The pair spent months researching and experimenting with mycology (the study of mushrooms), before launching Australia’s first urban mushroom farm. The best thing about their locally grown gourmet oyster mushrooms? They are grown in used coffee grounds. Yep you heard us right!
The innovative duo, cycle around the Western Australian town of Fremantle collecting used coffee grounds from cafes and restaurants, before returning to their commercial urban farm where they mix the grounds with mushroom spores and let the magic happen.
For every 5kg of coffee grounds they collect, they can grow 1kg of mushrooms, which they supply to local restaurants and sell at local farmers markets. In addition, people can purchase their own grow-at-home mushroom kits where all you have to do is open the box and mist it with water, sit back and watch your mushrooms grow. Local schools love these grow-at-home kits as they are fun and easy way to inspire and teach kids about growing their own food.
Life Cykel is an urban farm that is changing the way food is produced and shows how the carbon footprint of agriculture can be reduced.
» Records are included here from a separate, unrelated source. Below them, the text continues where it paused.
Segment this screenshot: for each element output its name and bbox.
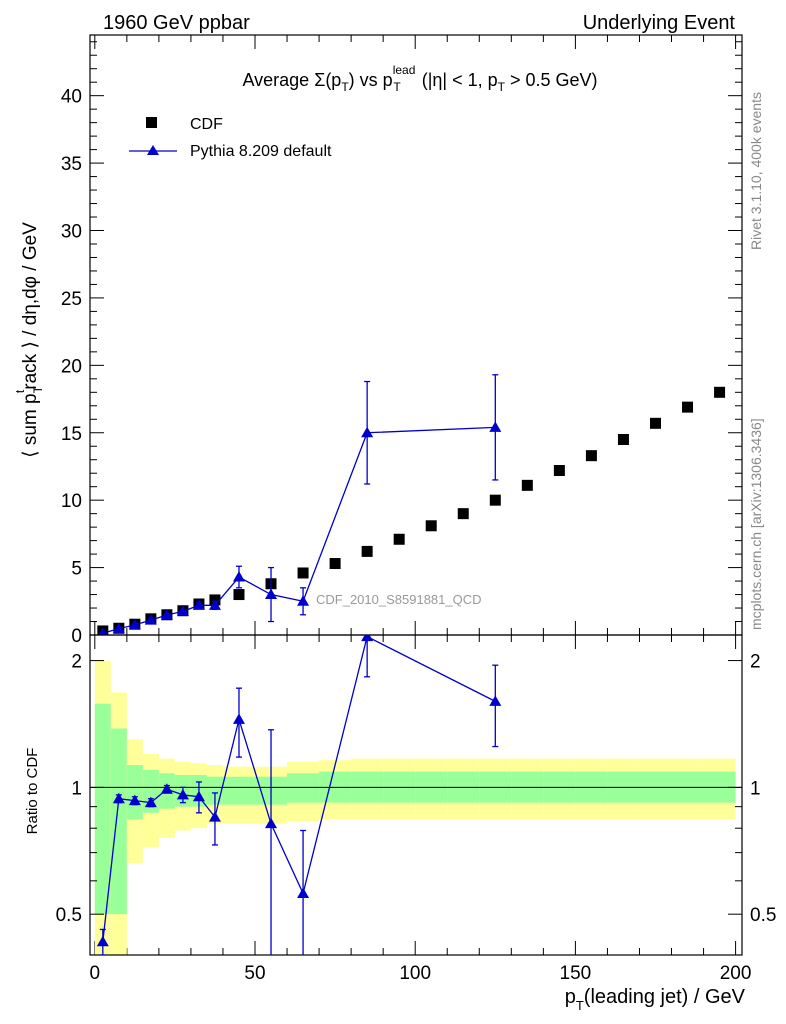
ratio-pythia-point (128, 794, 141, 806)
ratio-pythia-point (112, 792, 125, 804)
ratio-pythia-point (96, 935, 109, 947)
pythia-point (489, 421, 502, 432)
ratio-pythia-point (160, 783, 173, 794)
main-ylabel: ⟨ sum pTtrack ⟩ / dη,dφ / GeV (13, 222, 45, 458)
cdf-point (329, 558, 341, 570)
legend-cdf-marker (146, 117, 157, 128)
ratio-ytick-label-right: 2 (750, 652, 761, 673)
ratio-band-inner (287, 773, 320, 803)
xlabel: pT(leading jet) / GeV (565, 986, 746, 1013)
analysis-watermark: CDF_2010_S8591881_QCD (316, 592, 482, 607)
cdf-point (457, 508, 469, 520)
main-ytick-label: 5 (71, 559, 82, 580)
cdf-point (489, 494, 501, 506)
main-ytick-label: 0 (71, 626, 82, 647)
xtick-label: 100 (399, 963, 431, 984)
ratio-pythia-point (192, 790, 205, 802)
mcplots-label: mcplots.cern.ch [arXiv:1306.3436] (748, 418, 764, 630)
pythia-point (232, 571, 245, 582)
cdf-point (297, 567, 309, 579)
cdf-point (425, 520, 437, 532)
ratio-pythia-point (144, 796, 157, 808)
legend-pythia-marker (147, 145, 159, 155)
main-ytick-label: 30 (61, 222, 82, 243)
pythia-point (192, 599, 205, 610)
ratio-band-inner (222, 776, 256, 805)
ratio-band-inner (110, 728, 127, 915)
ratio-ylabel: Ratio to CDF (24, 748, 41, 835)
ratio-pythia-point (208, 811, 221, 822)
main-ytick-label: 10 (61, 491, 82, 512)
ratio-ytick-label-left: 1 (71, 778, 82, 799)
rivet-label: Rivet 3.1.10, 400k events (748, 92, 764, 250)
ratio-data-group (96, 635, 502, 955)
ratio-panel-frame (89, 634, 743, 956)
ratio-pythia-point (265, 817, 278, 829)
main-data-group (97, 374, 726, 635)
cdf-point (617, 433, 629, 445)
xtick-label: 200 (720, 963, 752, 984)
ratio-band-inner (206, 776, 223, 805)
main-ytick-label: 40 (61, 87, 82, 108)
ratio-pythia-point (361, 635, 374, 642)
legend-pythia-label: Pythia 8.209 default (190, 143, 332, 160)
legend: CDF Pythia 8.209 default (129, 116, 332, 160)
ratio-ytick-label-left: 0.5 (56, 905, 82, 926)
ratio-pythia-point (176, 788, 189, 800)
main-ytick-label: 25 (61, 289, 82, 310)
ratio-pythia-point (489, 695, 502, 706)
header-right: Underlying Event (583, 12, 736, 34)
xtick-label: 0 (90, 963, 101, 984)
cdf-point (393, 533, 405, 545)
legend-cdf-label: CDF (190, 116, 223, 133)
pythia-point (128, 618, 141, 630)
pythia-point (265, 588, 278, 600)
cdf-point (521, 479, 533, 491)
xtick-label: 50 (244, 963, 265, 984)
cdf-point (714, 386, 726, 398)
ratio-band-inner (94, 703, 111, 915)
main-ytick-label: 15 (61, 424, 82, 445)
cdf-point (553, 465, 565, 477)
cdf-point (233, 589, 245, 601)
pythia-point (144, 614, 157, 625)
ratio-ytick-label-right: 1 (750, 778, 761, 799)
pythia-point (208, 599, 221, 610)
ratio-pythia-point (297, 887, 310, 898)
cdf-point (585, 450, 597, 462)
main-panel-frame (89, 34, 743, 636)
pythia-point (98, 627, 108, 635)
pythia-point (160, 609, 173, 620)
xtick-label: 150 (560, 963, 592, 984)
cdf-point (361, 545, 373, 557)
ratio-ytick-label-right: 0.5 (750, 905, 776, 926)
main-title: Average Σ(pT) vs plead T (|η| < 1, pT > 0… (242, 63, 597, 94)
main-ytick-label: 35 (61, 154, 82, 175)
ratio-ytick-label-left: 2 (71, 652, 82, 673)
ratio-pythia-point (232, 713, 245, 724)
pythia-point (112, 622, 125, 634)
cdf-point (649, 417, 661, 429)
ratio-band-inner (126, 765, 143, 820)
header-left: 1960 GeV ppbar (103, 12, 250, 34)
pythia-point (361, 426, 374, 438)
main-ytick-label: 20 (61, 356, 82, 377)
cdf-point (682, 401, 694, 413)
pythia-point (176, 605, 189, 616)
pythia-point (297, 595, 310, 606)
Diverting food waste and repurposing it in their farm - well we just think that’s genius!
Australian’s LOVE their coffee, and many of us rely on a caffeine fix to wake up and get our morning buzz on. However, most people don’t realize that just 1% of the coffee bean actually ends up in your cup and the leftover 99% ends up in landfill. In Australia, four million tonnes of food is wasted per year which ends in landfill. When coffee grounds (and all other food waste) are dumped into landfill, it creates methane, which is a greenhouse gas that is 25 times more potent than the carbon pollution that comes from your car exhaust! The City of Fremantle in Perth has a well known street called the ‘Cappuccino Strip’ where baristas will make your favourite brew, but every year 300 tonnes of coffee grounds are sent to landfill in this city alone! That’s 18 million cups of coffee!
Oh, and to answer the question on everyone’s lips - no, they certainly do not taste like coffee. In fact, the boys are hard at work trying to produce the elusive mushroom that gives you that coffee buzz. Fingers crossed for them!